Consider this balanced chemical equation: 5SF4 + 2I2O5 = 4IF5 + 5SO2 a. What is the limiting reagent when 4.687 grams SF4 reacts with 6.281 grams I2O5 to produce IF5 and SO2.

The limiting reagent is the SF₄

Explanation:

In order to determine the limiting reagent we convert the mass of the reactants to moles, and then, we work with stoichiometry.

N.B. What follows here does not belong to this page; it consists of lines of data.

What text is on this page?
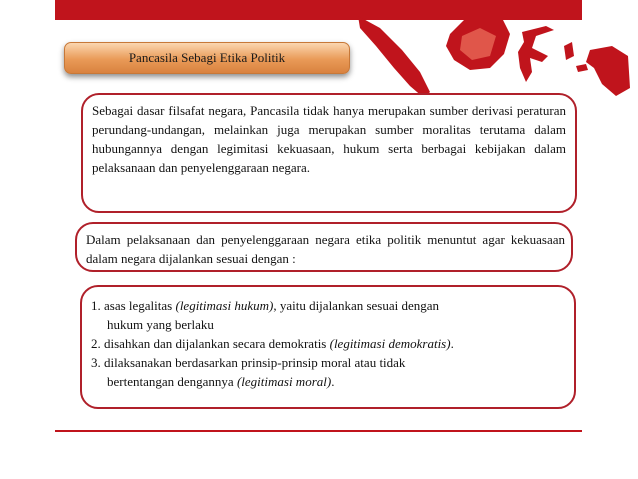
Pancasila Sebagi Etika Politik

Sebagai dasar filsafat negara, Pancasila tidak hanya merupakan sumber derivasi peraturan perundang-undangan, melainkan juga merupakan sumber moralitas terutama dalam hubungannya dengan legimitasi kekuasaan, hukum serta berbagai kebijakan dalam pelaksanaan dan penyelenggaraan negara.

Dalam pelaksanaan dan penyelenggaraan negara etika politik menuntut agar kekuasaan dalam negara dijalankan sesuai dengan :

1. asas legalitas (legitimasi hukum), yaitu dijalankan sesuai dengan
hukum yang berlaku
2. disahkan dan dijalankan secara demokratis (legitimasi demokratis).
3. dilaksanakan berdasarkan prinsip-prinsip moral atau tidak
bertentangan dengannya (legitimasi moral).
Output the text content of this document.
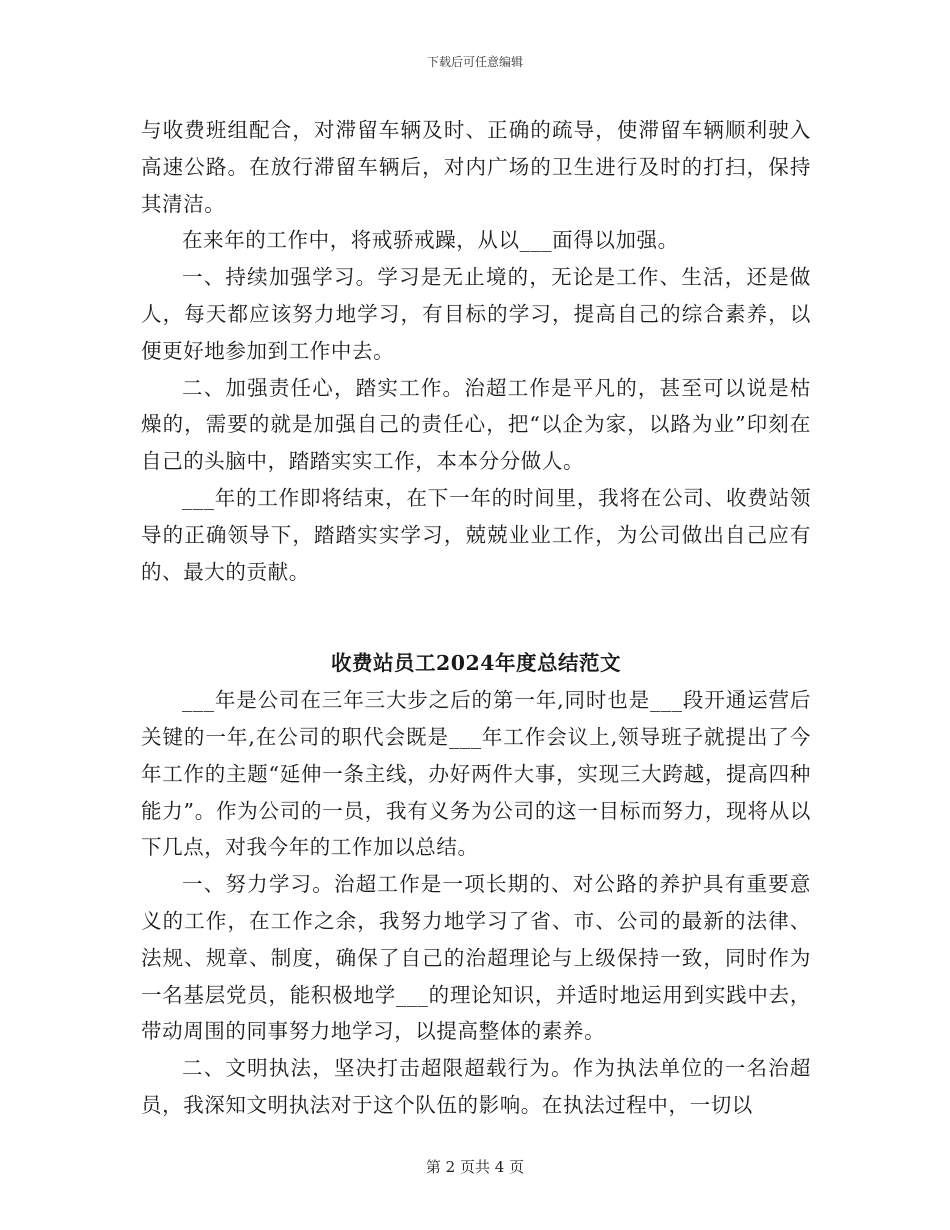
下载后可任意编辑

与收费班组配合，对滞留车辆及时、正确的疏导，使滞留车辆顺利驶入高速公路。在放行滞留车辆后，对内广场的卫生进行及时的打扫，保持其清洁。

在来年的工作中，将戒骄戒躁，从以___面得以加强。

一、持续加强学习。学习是无止境的，无论是工作、生活，还是做人，每天都应该努力地学习，有目标的学习，提高自己的综合素养，以便更好地参加到工作中去。

二、加强责任心，踏实工作。治超工作是平凡的，甚至可以说是枯燥的，需要的就是加强自己的责任心，把“以企为家，以路为业”印刻在自己的头脑中，踏踏实实工作，本本分分做人。

___年的工作即将结束，在下一年的时间里，我将在公司、收费站领导的正确领导下，踏踏实实学习，兢兢业业工作，为公司做出自己应有的、最大的贡献。

收费站员工2024年度总结范文

___年是公司在三年三大步之后的第一年,同时也是___段开通运营后关键的一年,在公司的职代会既是___年工作会议上,领导班子就提出了今年工作的主题“延伸一条主线，办好两件大事，实现三大跨越，提高四种能力”。作为公司的一员，我有义务为公司的这一目标而努力，现将从以下几点，对我今年的工作加以总结。

一、努力学习。治超工作是一项长期的、对公路的养护具有重要意义的工作，在工作之余，我努力地学习了省、市、公司的最新的法律、法规、规章、制度，确保了自己的治超理论与上级保持一致，同时作为一名基层党员，能积极地学___的理论知识，并适时地运用到实践中去，带动周围的同事努力地学习，以提高整体的素养。

二、文明执法，坚决打击超限超载行为。作为执法单位的一名治超员，我深知文明执法对于这个队伍的影响。在执法过程中，一切以

第 2 页共 4 页
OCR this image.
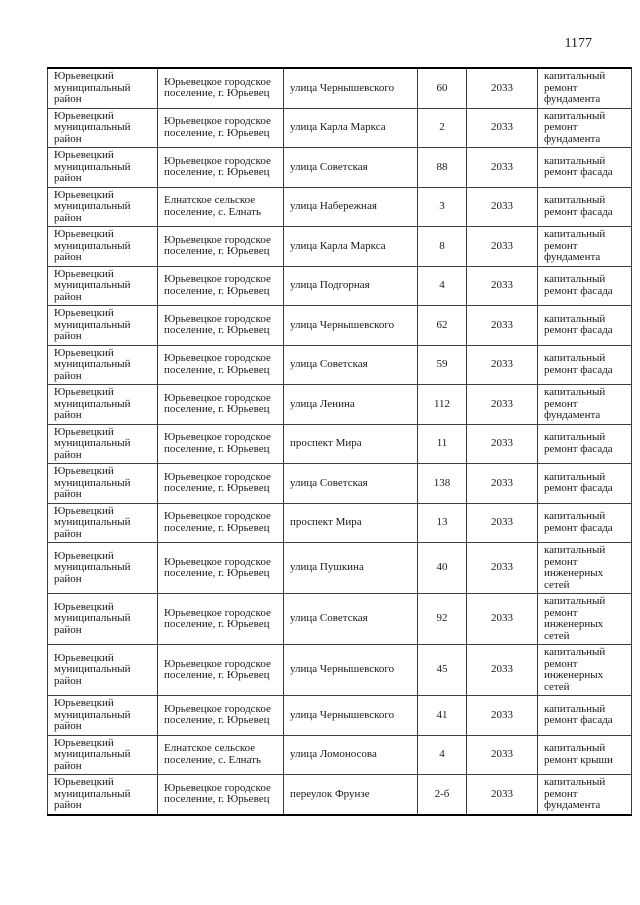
1177
Юрьевецкий муниципальный район	Юрьевецкое городское поселение, г. Юрьевец	улица Чернышевского	60	2033	капитальный ремонт фундамента
Юрьевецкий муниципальный район	Юрьевецкое городское поселение, г. Юрьевец	улица Карла Маркса	2	2033	капитальный ремонт фундамента
Юрьевецкий муниципальный район	Юрьевецкое городское поселение, г. Юрьевец	улица Советская	88	2033	капитальный ремонт фасада
Юрьевецкий муниципальный район	Елнатское сельское поселение, с. Елнать	улица Набережная	3	2033	капитальный ремонт фасада
Юрьевецкий муниципальный район	Юрьевецкое городское поселение, г. Юрьевец	улица Карла Маркса	8	2033	капитальный ремонт фундамента
Юрьевецкий муниципальный район	Юрьевецкое городское поселение, г. Юрьевец	улица Подгорная	4	2033	капитальный ремонт фасада
Юрьевецкий муниципальный район	Юрьевецкое городское поселение, г. Юрьевец	улица Чернышевского	62	2033	капитальный ремонт фасада
Юрьевецкий муниципальный район	Юрьевецкое городское поселение, г. Юрьевец	улица Советская	59	2033	капитальный ремонт фасада
Юрьевецкий муниципальный район	Юрьевецкое городское поселение, г. Юрьевец	улица Ленина	112	2033	капитальный ремонт фундамента
Юрьевецкий муниципальный район	Юрьевецкое городское поселение, г. Юрьевец	проспект Мира	11	2033	капитальный ремонт фасада
Юрьевецкий муниципальный район	Юрьевецкое городское поселение, г. Юрьевец	улица Советская	138	2033	капитальный ремонт фасада
Юрьевецкий муниципальный район	Юрьевецкое городское поселение, г. Юрьевец	проспект Мира	13	2033	капитальный ремонт фасада
Юрьевецкий муниципальный район	Юрьевецкое городское поселение, г. Юрьевец	улица Пушкина	40	2033	капитальный ремонт инженерных сетей
Юрьевецкий муниципальный район	Юрьевецкое городское поселение, г. Юрьевец	улица Советская	92	2033	капитальный ремонт инженерных сетей
Юрьевецкий муниципальный район	Юрьевецкое городское поселение, г. Юрьевец	улица Чернышевского	45	2033	капитальный ремонт инженерных сетей
Юрьевецкий муниципальный район	Юрьевецкое городское поселение, г. Юрьевец	улица Чернышевского	41	2033	капитальный ремонт фасада
Юрьевецкий муниципальный район	Елнатское сельское поселение, с. Елнать	улица Ломоносова	4	2033	капитальный ремонт крыши
Юрьевецкий муниципальный район	Юрьевецкое городское поселение, г. Юрьевец	переулок Фрунзе	2-б	2033	капитальный ремонт фундамента
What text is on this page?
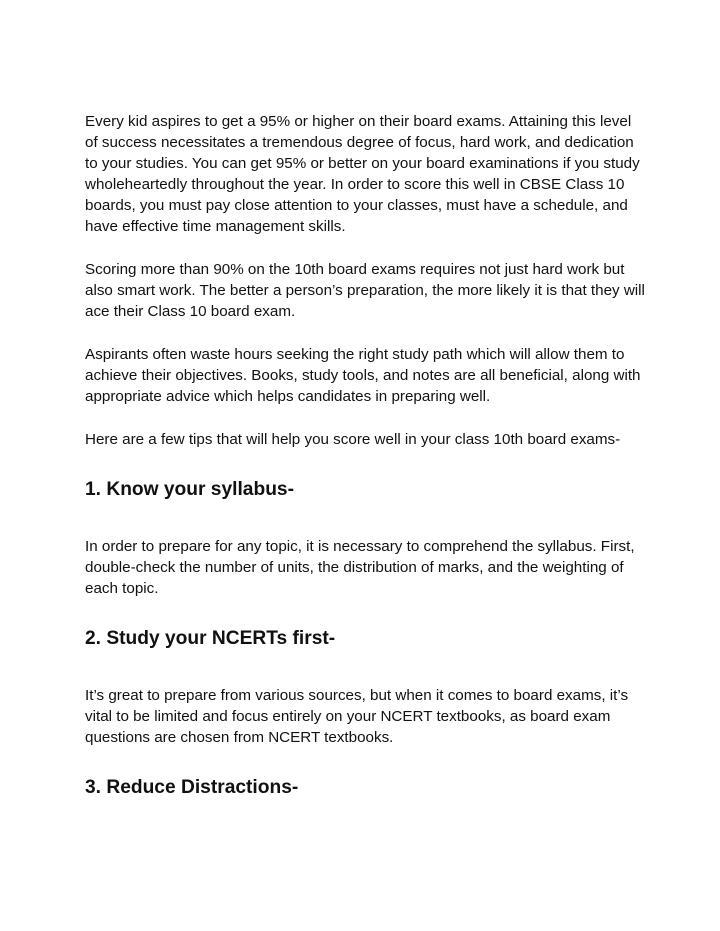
Every kid aspires to get a 95% or higher on their board exams. Attaining this level of success necessitates a tremendous degree of focus, hard work, and dedication to your studies. You can get 95% or better on your board examinations if you study wholeheartedly throughout the year. In order to score this well in CBSE Class 10 boards, you must pay close attention to your classes, must have a schedule, and have effective time management skills.

Scoring more than 90% on the 10th board exams requires not just hard work but also smart work. The better a person’s preparation, the more likely it is that they will ace their Class 10 board exam.

Aspirants often waste hours seeking the right study path which will allow them to achieve their objectives. Books, study tools, and notes are all beneficial, along with appropriate advice which helps candidates in preparing well.

Here are a few tips that will help you score well in your class 10th board exams-

1. Know your syllabus-

In order to prepare for any topic, it is necessary to comprehend the syllabus. First, double-check the number of units, the distribution of marks, and the weighting of each topic.

2. Study your NCERTs first-

It’s great to prepare from various sources, but when it comes to board exams, it’s vital to be limited and focus entirely on your NCERT textbooks, as board exam questions are chosen from NCERT textbooks.

3. Reduce Distractions-
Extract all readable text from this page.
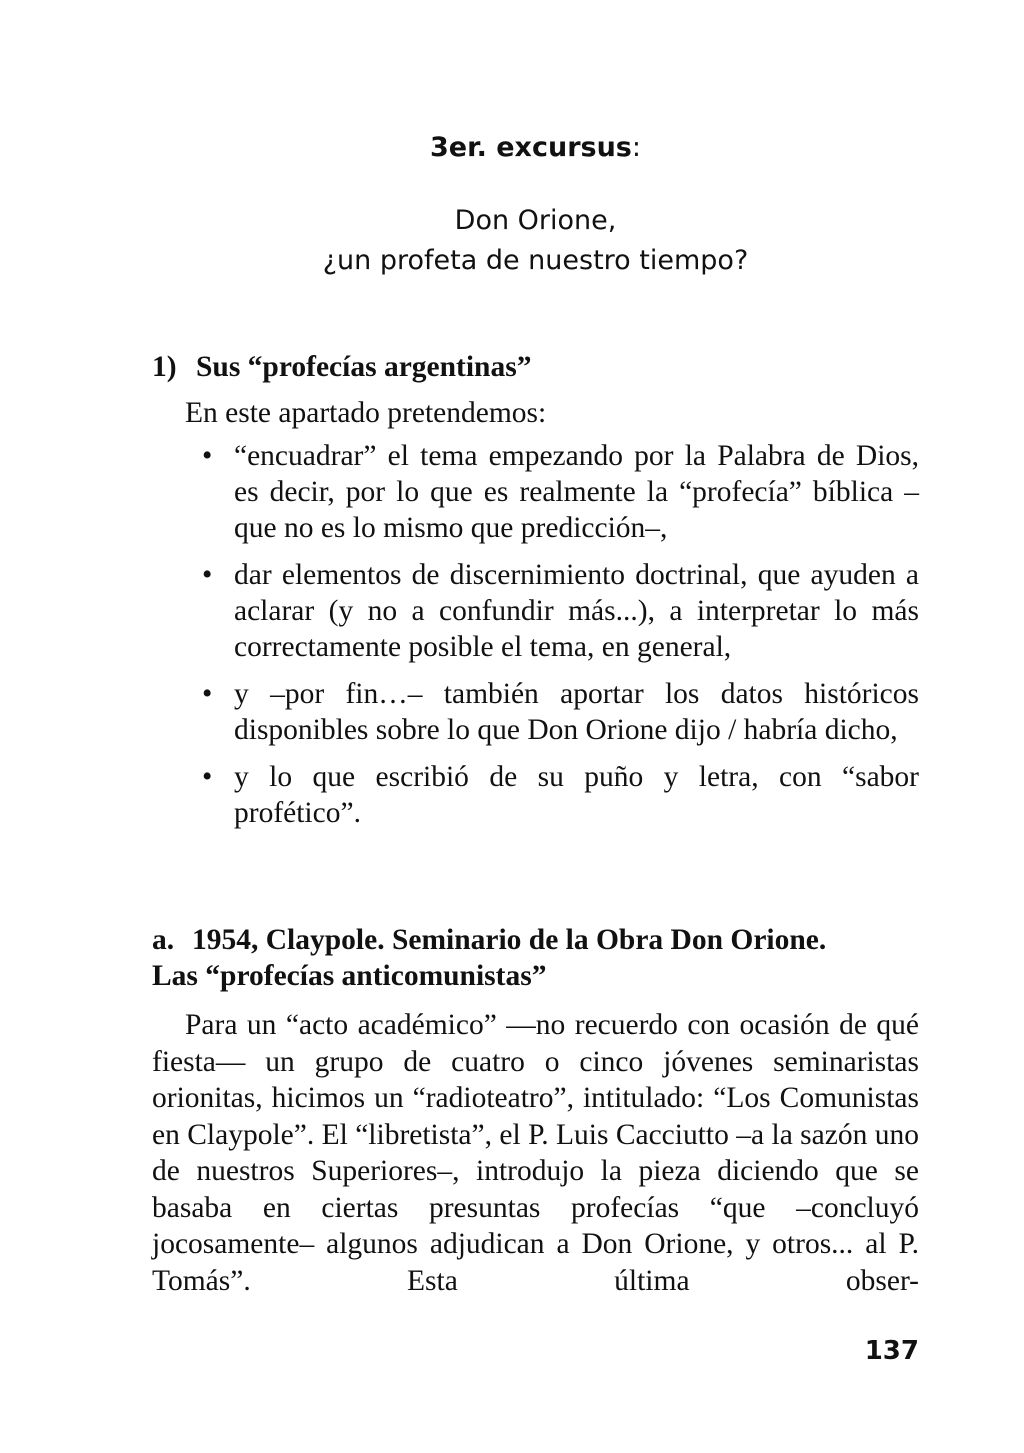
3er. excursus:
Don Orione,
¿un profeta de nuestro tiempo?
1) Sus “profecías argentinas”
En este apartado pretendemos:
• “encuadrar” el tema empezando por la Palabra de Dios, es decir, por lo que es realmente la “profecía” bíblica –que no es lo mismo que predicción–,
• dar elementos de discernimiento doctrinal, que ayuden a aclarar (y no a confundir más...), a interpretar lo más correctamente posible el tema, en general,
• y –por fin…– también aportar los datos históricos disponibles sobre lo que Don Orione dijo / habría dicho,
• y lo que escribió de su puño y letra, con “sabor profético”.
a. 1954, Claypole. Seminario de la Obra Don Orione.
Las “profecías anticomunistas”

Para un “acto académico” —no recuerdo con ocasión de qué fiesta— un grupo de cuatro o cinco jóvenes seminaristas orionitas, hicimos un “radioteatro”, intitulado: “Los Comunistas en Claypole”. El “libretista”, el P. Luis Cacciutto –a la sazón uno de nuestros Superiores–, introdujo la pieza diciendo que se basaba en ciertas presuntas profecías “que –concluyó jocosamente– algunos adjudican a Don Orione, y otros... al P. Tomás”. Esta última obser-

137
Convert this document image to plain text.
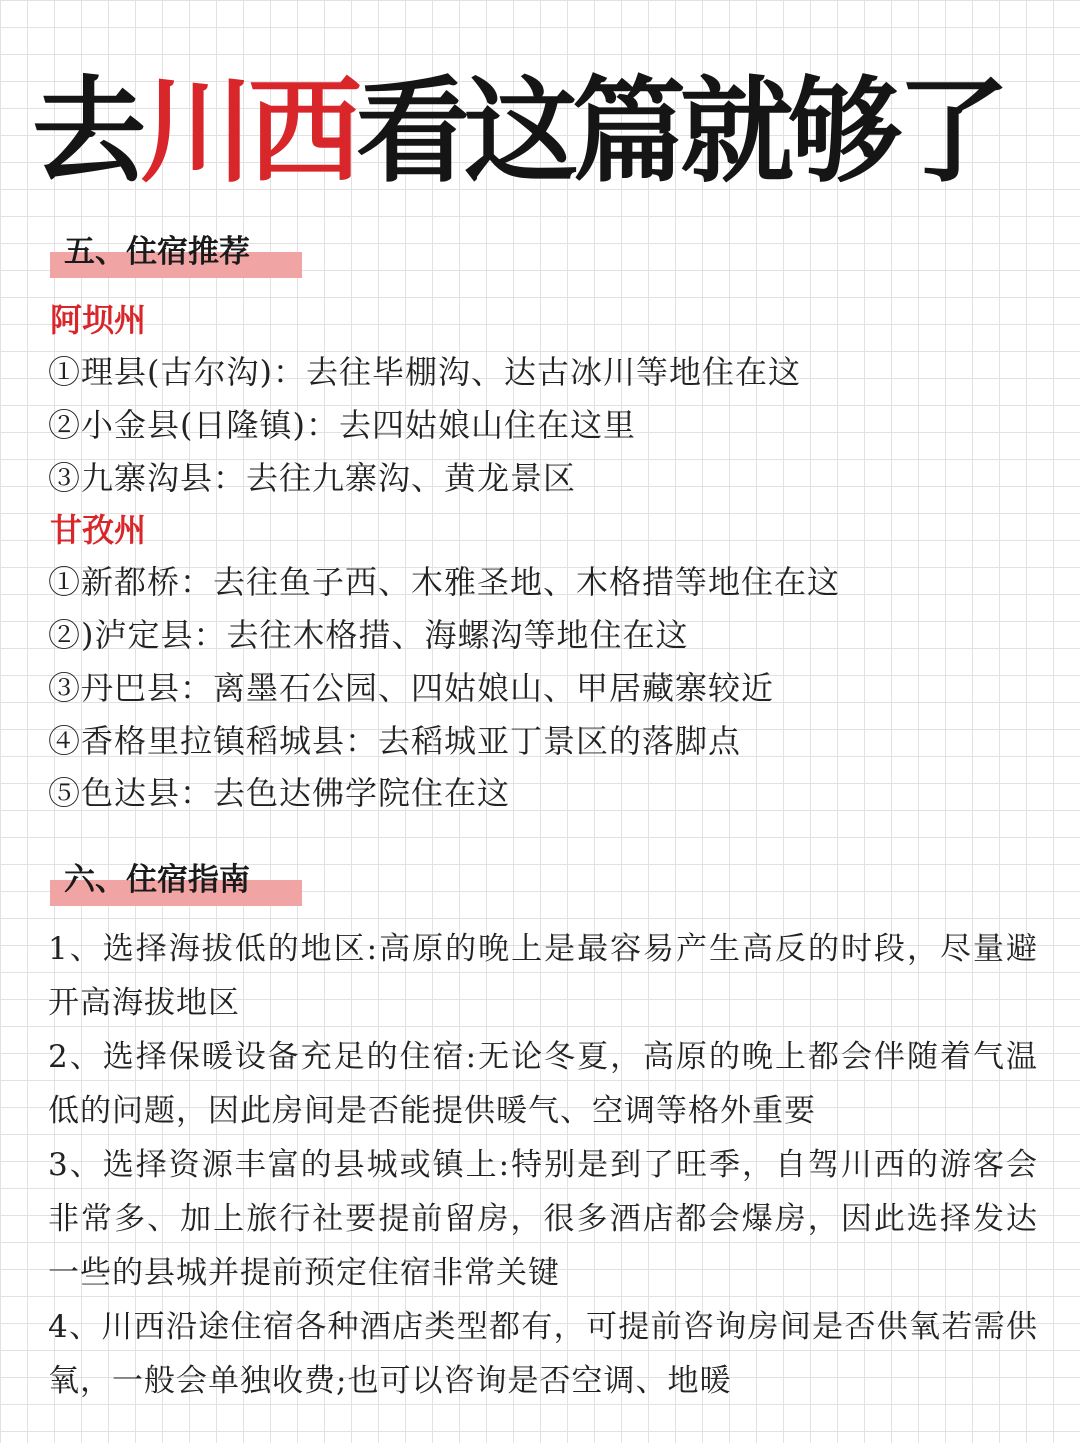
去川西看这篇就够了
五、住宿推荐
阿坝州
①理县(古尔沟)：去往毕棚沟、达古冰川等地住在这
②小金县(日隆镇)：去四姑娘山住在这里
③九寨沟县：去往九寨沟、黄龙景区
甘孜州
①新都桥：去往鱼子西、木雅圣地、木格措等地住在这
②)泸定县：去往木格措、海螺沟等地住在这
③丹巴县：离墨石公园、四姑娘山、甲居藏寨较近
④香格里拉镇稻城县：去稻城亚丁景区的落脚点
⑤色达县：去色达佛学院住在这
六、住宿指南
1、选择海拔低的地区:高原的晚上是最容易产生高反的时段，尽量避开高海拔地区
2、选择保暖设备充足的住宿:无论冬夏，高原的晚上都会伴随着气温低的问题，因此房间是否能提供暖气、空调等格外重要
3、选择资源丰富的县城或镇上:特别是到了旺季，自驾川西的游客会非常多、加上旅行社要提前留房，很多酒店都会爆房，因此选择发达一些的县城并提前预定住宿非常关键
4、川西沿途住宿各种酒店类型都有，可提前咨询房间是否供氧若需供氧，一般会单独收费;也可以咨询是否空调、地暖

4.687 g / 108.06 g/mol = 0.0433 moles of SF₄

6.281 g / 333.8 g/mol = 0.0188 moles of I₂O₅

The reaction is: 5SF₄ + 2I₂O₅ = 4IF₅ + 5SO₂

Ratio is 5:2. 5 moles of fluoride react with 2 moles of pentoxide

Then, 0.0433 moles of fluoride will react with (0.0433. 2) / 5 = 0.0173 moles

We have 0.0188 moles of I₂O₅ and we need 0.0173 so there are some moles of pentoxide that remains after the reaction. In conclussion, the limiting reagent is the SF₄. We verify:

2 moles of pentoxide react with 5 moles of SF₄

Therefore, 0.0188 moles of I₂O₅ will react with (0.0188. 5) / 2 = 0.0470 moles.

As we have 0.0433 moles of SF₄, we do not have enough moles.